Bruce Northam gives a detailed account of his experiences camping and hiking the Antarctic in an article for GoNOMAD.com, where he describes both the awe-inspiring landscapes and the local penguin population of the continent. Traveling with the Russian tour company Quark Expeditions, Northam also experiences the realities of global warming first hand.
Here, there are birds that can’t fly (penguins) and mammals that can’t walk (seals); a pollution-free environment where the wildlife returns your ogle. There’s no native population, so any environmental degradation is caused solely by outsiders. With limited history of abuse – excepting whalers and seal clubbers active until the mid 1900’s – animals don’t fear humans.
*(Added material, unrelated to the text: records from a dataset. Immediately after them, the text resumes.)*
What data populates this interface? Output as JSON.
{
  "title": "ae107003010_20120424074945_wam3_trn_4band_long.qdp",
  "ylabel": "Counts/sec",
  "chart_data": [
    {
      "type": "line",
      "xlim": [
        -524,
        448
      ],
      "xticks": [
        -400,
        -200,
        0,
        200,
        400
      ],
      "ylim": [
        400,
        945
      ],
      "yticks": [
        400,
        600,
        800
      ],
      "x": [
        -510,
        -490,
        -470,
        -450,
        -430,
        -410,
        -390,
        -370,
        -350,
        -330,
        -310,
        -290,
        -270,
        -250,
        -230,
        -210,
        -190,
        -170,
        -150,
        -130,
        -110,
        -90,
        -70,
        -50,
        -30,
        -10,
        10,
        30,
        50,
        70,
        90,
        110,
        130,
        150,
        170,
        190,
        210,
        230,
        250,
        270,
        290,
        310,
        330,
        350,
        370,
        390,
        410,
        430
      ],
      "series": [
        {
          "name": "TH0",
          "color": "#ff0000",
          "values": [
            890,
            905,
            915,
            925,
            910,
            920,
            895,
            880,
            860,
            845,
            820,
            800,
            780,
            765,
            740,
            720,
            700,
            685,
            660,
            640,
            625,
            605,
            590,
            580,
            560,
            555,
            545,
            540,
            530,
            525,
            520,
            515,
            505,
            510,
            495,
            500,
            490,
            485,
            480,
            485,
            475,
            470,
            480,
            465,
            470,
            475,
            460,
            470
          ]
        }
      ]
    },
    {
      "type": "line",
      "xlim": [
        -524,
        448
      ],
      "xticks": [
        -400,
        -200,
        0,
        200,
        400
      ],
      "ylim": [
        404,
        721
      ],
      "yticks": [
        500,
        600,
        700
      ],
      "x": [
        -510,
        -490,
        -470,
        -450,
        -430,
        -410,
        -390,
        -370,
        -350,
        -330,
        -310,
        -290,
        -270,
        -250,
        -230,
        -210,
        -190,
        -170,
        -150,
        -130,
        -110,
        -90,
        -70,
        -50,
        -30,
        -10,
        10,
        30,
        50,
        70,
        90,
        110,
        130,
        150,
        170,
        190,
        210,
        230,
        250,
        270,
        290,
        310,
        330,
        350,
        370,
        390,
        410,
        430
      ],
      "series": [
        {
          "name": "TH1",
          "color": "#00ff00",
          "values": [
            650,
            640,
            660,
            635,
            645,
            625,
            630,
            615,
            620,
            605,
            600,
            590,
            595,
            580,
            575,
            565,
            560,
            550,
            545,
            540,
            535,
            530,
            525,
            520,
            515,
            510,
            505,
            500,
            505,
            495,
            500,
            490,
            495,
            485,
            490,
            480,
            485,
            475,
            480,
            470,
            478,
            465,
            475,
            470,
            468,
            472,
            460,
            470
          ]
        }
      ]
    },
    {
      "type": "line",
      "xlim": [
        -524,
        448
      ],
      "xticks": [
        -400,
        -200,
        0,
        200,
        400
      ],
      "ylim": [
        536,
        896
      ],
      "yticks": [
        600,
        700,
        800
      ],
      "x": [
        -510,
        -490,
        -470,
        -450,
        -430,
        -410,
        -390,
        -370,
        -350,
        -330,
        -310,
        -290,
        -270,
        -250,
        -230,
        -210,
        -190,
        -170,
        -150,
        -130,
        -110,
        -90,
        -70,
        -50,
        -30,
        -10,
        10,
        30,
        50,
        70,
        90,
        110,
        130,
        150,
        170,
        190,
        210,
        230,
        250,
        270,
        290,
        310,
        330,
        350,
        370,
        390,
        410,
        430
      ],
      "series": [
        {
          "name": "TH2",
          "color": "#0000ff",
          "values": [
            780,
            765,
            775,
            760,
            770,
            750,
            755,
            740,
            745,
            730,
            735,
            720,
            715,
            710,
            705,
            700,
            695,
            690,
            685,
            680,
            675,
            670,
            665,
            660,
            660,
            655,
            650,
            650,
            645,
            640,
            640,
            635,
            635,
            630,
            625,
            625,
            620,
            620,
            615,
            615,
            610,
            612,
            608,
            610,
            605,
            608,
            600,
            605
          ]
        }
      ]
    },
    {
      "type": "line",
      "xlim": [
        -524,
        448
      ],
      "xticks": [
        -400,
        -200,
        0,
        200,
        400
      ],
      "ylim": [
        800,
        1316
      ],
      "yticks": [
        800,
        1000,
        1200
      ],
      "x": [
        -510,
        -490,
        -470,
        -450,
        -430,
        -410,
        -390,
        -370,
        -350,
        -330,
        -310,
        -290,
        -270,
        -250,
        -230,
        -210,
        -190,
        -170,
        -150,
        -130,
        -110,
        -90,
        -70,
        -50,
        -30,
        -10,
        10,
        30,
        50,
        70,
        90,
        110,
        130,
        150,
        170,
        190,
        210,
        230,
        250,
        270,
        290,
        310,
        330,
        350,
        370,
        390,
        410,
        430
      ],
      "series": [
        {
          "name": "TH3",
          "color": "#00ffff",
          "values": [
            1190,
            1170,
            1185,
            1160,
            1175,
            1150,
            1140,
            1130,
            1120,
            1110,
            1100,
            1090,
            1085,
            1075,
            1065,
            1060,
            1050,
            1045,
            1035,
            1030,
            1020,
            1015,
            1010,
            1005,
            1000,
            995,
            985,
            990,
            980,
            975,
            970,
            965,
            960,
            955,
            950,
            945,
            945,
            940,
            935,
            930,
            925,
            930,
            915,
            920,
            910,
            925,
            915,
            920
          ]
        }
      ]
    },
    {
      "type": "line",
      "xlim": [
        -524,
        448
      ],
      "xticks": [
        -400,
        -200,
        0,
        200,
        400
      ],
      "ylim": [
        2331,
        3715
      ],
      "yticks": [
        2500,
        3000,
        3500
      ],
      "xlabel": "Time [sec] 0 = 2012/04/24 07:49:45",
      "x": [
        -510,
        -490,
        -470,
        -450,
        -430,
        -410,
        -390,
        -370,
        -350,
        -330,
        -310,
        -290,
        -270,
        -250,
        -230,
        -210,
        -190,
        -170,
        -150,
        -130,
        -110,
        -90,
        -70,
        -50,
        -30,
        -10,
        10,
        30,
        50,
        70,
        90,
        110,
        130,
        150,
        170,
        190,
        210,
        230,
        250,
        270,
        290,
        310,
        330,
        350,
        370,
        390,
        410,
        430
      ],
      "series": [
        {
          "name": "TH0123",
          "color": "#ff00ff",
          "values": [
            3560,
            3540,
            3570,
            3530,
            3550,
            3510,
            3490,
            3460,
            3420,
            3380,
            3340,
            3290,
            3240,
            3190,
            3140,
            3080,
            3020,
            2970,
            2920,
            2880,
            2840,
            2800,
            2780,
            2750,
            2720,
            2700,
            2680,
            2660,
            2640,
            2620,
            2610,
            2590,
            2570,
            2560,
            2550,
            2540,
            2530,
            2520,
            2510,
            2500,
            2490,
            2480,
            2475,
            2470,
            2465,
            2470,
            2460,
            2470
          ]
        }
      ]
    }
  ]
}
Wildlife endures unimaginably harsh climate conditions. Only two percent of its land is not covered by permanent ice, and that’s where 16 of the 17 species of extremely tolerant, upright ducks colonize and nest during their short summer vacation. (Penguin species number seventeen claimed the Galapagos).
The UN-sponsored, 1959 Antarctic treaty mandated that everything south of 60-degree southern latitude may only be explored for peaceful purposes: no hunting, fishing, industry, exporting, oil drilling, or weapons testing. Mingling with penguins, however, penguins willing, is permissible.
Floating into this winter wonderland of crystal glacier palaces is a powerful sensory overload. Amazingly, Antarctica’s February daytime temperatures were warmer than New York’s, with mercury rising above freezing and sometimes into the 50s.